Stage of Project Life cycle

1 2 3 4 5
Station rebuild 4 4 5 5 5
Upgrade track 5 5 4 4 3
Build car park 1 1 1 1 1
Build new approach road 2 3 2 3 2
Build new RRAP 3 2 3 2 4

Note: 1 indicates lowest cost, 5 indicates highest cost.
These two tasks have provided an assessment of likely cost for each stage and the most expensive project for each stage. By multiplying the project cost ranking by the life cycle ranking a qualitative model for anticipated cost profile can be created as shown below. The qualitative assessment rankings should be agreed during the workshop.
Table 3: Weighted Cost Profile

Stage of Project Life cycle

1 2 3 4 5
Station rebuild 4 8 20 25 15
Upgrade track 5 10 16 20 9
Build car park 1 2 4 5 3
Build new approach road 2 6 8 15 6
Build new RRAP 3 4 12 10 12

 
Note: Qualitative Assessment Ranking
 

Not Significant Significant Very Significant Highly Significant Extremely Significant

1-4

5-9

10-14

15-19

20-25

 
These results suggest that the planning, construction and handback of the station rebuild will be the most commercially significant elements of the programme. This may be an obvious deduction but the technique helps surface subtleties in the complexity of the programme, for example the Road-Rail Access Point (RRAP) handback to the route maintenance team is deemed as a significant period and may allow the Programme Director to redistribute resources to facilitate this activity.
SIMILAR AND COMPLEMENTARY TECHNIQUES
This technique draws from experience using Value Management Option Selection techniques in Network Rail. This technique unpacks the functional requirements for projects and assesses the viability of possible solutions set against these objectives.

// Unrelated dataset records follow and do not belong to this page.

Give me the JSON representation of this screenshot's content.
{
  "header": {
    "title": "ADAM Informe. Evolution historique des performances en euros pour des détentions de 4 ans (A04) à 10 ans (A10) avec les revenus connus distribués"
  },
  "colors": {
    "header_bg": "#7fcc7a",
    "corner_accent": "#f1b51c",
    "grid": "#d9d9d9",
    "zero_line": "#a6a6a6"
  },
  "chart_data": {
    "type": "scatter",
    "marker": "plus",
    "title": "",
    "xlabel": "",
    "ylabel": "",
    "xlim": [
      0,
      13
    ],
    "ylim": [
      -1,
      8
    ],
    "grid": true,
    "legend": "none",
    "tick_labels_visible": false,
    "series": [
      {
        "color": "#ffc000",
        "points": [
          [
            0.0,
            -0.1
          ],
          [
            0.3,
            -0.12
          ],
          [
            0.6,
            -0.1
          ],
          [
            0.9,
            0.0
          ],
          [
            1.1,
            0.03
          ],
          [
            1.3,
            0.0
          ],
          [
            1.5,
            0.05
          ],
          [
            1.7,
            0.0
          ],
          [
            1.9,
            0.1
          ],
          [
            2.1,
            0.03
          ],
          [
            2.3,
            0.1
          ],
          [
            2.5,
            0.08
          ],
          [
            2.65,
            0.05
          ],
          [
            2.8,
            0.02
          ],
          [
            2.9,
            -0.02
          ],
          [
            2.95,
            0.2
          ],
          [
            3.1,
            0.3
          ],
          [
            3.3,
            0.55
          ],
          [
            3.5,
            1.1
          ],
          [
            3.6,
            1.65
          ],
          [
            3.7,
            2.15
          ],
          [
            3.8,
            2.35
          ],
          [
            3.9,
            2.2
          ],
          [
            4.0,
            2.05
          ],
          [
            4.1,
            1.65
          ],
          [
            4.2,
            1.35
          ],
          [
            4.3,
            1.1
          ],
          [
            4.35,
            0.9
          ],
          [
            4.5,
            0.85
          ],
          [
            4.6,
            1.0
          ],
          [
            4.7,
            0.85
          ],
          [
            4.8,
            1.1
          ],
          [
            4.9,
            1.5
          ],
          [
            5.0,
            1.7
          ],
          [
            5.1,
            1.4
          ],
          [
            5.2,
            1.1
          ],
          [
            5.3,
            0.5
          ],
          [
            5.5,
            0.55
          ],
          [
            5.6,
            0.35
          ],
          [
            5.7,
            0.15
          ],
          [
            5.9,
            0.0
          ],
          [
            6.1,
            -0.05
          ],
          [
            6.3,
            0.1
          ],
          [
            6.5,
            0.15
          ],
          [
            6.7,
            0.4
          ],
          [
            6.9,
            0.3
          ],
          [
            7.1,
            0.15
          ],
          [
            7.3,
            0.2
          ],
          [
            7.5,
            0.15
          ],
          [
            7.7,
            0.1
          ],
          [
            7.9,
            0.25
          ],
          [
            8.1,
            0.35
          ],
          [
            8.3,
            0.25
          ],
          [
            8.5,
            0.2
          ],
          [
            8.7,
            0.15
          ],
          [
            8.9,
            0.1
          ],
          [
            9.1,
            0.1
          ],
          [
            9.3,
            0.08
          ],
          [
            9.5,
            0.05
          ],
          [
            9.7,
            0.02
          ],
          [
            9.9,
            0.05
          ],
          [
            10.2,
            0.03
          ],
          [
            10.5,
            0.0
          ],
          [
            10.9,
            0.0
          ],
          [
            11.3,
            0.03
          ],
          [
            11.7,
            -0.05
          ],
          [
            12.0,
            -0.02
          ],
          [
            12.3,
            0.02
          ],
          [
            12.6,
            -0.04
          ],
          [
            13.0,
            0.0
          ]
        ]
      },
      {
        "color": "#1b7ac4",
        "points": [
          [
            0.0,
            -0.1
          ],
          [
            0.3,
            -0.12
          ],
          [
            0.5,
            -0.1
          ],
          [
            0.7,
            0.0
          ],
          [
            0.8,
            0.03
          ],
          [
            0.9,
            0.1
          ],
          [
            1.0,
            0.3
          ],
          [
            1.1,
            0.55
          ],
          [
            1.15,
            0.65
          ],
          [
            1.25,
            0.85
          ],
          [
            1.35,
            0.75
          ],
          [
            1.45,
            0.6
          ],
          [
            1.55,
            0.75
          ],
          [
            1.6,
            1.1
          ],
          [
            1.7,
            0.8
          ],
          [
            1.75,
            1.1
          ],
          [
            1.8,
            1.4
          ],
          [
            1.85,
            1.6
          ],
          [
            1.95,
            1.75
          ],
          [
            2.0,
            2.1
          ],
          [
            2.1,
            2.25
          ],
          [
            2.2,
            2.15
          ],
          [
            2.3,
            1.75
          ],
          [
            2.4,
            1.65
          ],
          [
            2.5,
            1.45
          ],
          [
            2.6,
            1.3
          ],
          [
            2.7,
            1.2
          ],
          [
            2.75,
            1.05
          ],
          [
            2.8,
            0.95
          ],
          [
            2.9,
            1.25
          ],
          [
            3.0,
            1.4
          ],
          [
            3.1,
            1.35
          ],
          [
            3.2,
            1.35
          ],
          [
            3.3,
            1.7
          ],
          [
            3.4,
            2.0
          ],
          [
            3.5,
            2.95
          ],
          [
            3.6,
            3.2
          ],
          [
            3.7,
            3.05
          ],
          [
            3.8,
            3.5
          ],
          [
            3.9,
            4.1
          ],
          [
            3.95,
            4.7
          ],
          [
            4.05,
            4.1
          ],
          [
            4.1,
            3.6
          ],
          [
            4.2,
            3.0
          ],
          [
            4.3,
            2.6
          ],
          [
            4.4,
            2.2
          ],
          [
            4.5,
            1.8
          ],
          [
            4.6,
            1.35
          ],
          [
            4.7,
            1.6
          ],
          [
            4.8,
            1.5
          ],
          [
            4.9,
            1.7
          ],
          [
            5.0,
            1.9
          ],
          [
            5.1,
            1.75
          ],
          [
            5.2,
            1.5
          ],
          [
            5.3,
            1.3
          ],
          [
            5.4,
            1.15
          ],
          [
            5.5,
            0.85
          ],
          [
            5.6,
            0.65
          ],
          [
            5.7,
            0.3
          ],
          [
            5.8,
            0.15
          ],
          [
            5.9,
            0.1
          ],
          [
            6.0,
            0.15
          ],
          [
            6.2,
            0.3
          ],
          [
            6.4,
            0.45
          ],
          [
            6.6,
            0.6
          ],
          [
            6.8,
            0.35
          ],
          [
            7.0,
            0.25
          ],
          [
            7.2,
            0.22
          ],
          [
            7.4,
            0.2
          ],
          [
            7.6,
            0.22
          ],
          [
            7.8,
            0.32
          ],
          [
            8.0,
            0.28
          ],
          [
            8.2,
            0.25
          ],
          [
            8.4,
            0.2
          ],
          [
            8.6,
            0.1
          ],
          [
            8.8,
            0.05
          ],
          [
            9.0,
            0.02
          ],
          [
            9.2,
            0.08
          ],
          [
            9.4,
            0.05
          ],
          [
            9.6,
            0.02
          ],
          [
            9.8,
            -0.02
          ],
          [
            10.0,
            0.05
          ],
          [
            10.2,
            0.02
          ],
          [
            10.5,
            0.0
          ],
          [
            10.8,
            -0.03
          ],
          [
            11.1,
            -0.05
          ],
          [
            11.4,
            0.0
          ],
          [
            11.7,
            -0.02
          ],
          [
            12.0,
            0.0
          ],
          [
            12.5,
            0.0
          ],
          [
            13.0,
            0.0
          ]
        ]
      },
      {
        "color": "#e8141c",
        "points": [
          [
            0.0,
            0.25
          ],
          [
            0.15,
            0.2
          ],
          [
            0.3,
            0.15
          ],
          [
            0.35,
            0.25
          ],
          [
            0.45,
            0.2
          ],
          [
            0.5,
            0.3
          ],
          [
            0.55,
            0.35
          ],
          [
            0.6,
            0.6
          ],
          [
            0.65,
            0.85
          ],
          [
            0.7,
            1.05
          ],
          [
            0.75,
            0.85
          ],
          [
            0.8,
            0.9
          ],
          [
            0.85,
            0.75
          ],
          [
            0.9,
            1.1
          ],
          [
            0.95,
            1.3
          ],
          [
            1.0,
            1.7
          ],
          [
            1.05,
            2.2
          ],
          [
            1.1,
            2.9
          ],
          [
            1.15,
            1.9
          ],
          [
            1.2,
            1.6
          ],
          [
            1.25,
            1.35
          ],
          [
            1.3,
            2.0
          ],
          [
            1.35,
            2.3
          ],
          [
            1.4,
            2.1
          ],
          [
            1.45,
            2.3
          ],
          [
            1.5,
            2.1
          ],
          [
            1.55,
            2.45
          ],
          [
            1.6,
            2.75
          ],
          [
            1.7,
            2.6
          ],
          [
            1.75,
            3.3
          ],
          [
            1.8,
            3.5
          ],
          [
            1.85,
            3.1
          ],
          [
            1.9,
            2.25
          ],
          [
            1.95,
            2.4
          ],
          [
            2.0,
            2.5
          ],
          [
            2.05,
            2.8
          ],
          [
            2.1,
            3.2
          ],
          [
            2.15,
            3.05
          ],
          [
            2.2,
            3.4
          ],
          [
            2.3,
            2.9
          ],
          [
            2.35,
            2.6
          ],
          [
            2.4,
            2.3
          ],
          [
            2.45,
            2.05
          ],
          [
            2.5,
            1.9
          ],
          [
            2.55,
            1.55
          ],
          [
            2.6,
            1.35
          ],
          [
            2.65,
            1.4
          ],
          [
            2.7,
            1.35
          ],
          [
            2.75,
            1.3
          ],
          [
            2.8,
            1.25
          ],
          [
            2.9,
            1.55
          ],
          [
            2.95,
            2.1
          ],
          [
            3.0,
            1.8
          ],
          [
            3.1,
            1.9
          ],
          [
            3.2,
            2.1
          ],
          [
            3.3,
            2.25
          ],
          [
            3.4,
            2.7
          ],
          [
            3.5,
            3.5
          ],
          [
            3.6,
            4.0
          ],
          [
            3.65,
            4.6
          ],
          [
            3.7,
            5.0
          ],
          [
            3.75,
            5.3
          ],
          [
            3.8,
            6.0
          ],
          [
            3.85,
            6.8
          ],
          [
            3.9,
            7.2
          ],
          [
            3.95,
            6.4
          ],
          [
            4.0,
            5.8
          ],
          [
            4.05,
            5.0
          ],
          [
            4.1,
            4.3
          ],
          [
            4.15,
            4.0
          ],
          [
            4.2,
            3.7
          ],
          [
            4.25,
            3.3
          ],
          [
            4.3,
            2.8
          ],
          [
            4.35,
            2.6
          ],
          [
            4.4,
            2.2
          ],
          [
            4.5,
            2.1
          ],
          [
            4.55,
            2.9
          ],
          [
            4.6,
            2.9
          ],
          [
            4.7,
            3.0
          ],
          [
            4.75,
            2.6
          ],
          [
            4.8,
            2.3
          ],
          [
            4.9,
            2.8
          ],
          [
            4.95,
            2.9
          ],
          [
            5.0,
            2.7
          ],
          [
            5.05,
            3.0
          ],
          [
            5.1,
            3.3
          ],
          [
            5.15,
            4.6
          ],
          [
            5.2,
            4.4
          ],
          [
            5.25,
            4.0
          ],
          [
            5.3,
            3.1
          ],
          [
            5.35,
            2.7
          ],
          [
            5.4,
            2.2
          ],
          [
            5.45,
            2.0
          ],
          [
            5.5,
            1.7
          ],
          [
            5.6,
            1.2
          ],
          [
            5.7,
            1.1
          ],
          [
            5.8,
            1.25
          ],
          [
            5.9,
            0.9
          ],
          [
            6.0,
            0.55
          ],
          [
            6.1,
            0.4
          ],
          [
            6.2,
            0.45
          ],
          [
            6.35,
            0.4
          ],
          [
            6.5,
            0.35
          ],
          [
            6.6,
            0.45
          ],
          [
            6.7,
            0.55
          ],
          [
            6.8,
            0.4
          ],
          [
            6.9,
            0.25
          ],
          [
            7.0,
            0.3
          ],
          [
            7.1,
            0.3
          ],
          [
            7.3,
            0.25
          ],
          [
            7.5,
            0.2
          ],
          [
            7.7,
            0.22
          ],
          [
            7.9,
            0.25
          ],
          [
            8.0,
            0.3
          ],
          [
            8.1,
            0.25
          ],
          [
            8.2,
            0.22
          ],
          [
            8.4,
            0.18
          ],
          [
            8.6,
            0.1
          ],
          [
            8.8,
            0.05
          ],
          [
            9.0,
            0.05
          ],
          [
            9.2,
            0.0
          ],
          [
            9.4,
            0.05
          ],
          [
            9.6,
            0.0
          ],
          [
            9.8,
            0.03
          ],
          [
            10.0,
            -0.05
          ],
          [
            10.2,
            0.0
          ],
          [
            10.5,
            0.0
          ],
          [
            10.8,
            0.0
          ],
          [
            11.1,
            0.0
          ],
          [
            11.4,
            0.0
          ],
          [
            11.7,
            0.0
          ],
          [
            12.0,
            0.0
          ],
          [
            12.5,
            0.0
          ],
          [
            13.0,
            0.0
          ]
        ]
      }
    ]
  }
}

The approach also reflects the Kepner Tregoe approach to managerial decision making where options are selected against predetermined criteria. The concept of weighting criteria is common in many areas of management and the technique described above is not considered revolutionary. Using objective criteria supports a rational approach to problem definition and solving, and therefore is vulnerable to missing context, rapid change or Groupthink. A complementary technique could be the use of normative dots, where delegates vote for the elements of a project they consider most costly, or any other non-rational problem solving technique. The results of this can then be combined with weighted criteria analysis to provide a powerful assessment of an issue.
CONCLUSION
The use of weighted criteria in managerial decision making allows an objective qualitative assessment to be made of available options. Using the technique to identify programme cost drivers allows multiple perspectives to be incorporated into a structured analysis of the project life cycle and work breakdown structure. The examples given in this note are simple but the technique can be refined to include a more comprehensive and sophisticated analysis of likely activities driving cost. The assumptions made in using the technique should be rigorously analysed and agreed as valid. For example, it is assumed that the cost profile for the stages of the life cycle can be ranked in a linear distribution. This may not be valid where the cost profile differs for each project, and this should be identified in assumption surfacing. In certain cases, the output from this technique may not be appropriate and other approaches should be considered. One of these approaches should be the use of robust risk management techniques to understand the risks associated with options and decisions being made. Although this technique provides a very clear output it should be combined with other managerial considerations to ensure the results are used coherently and in line with the client’s needs.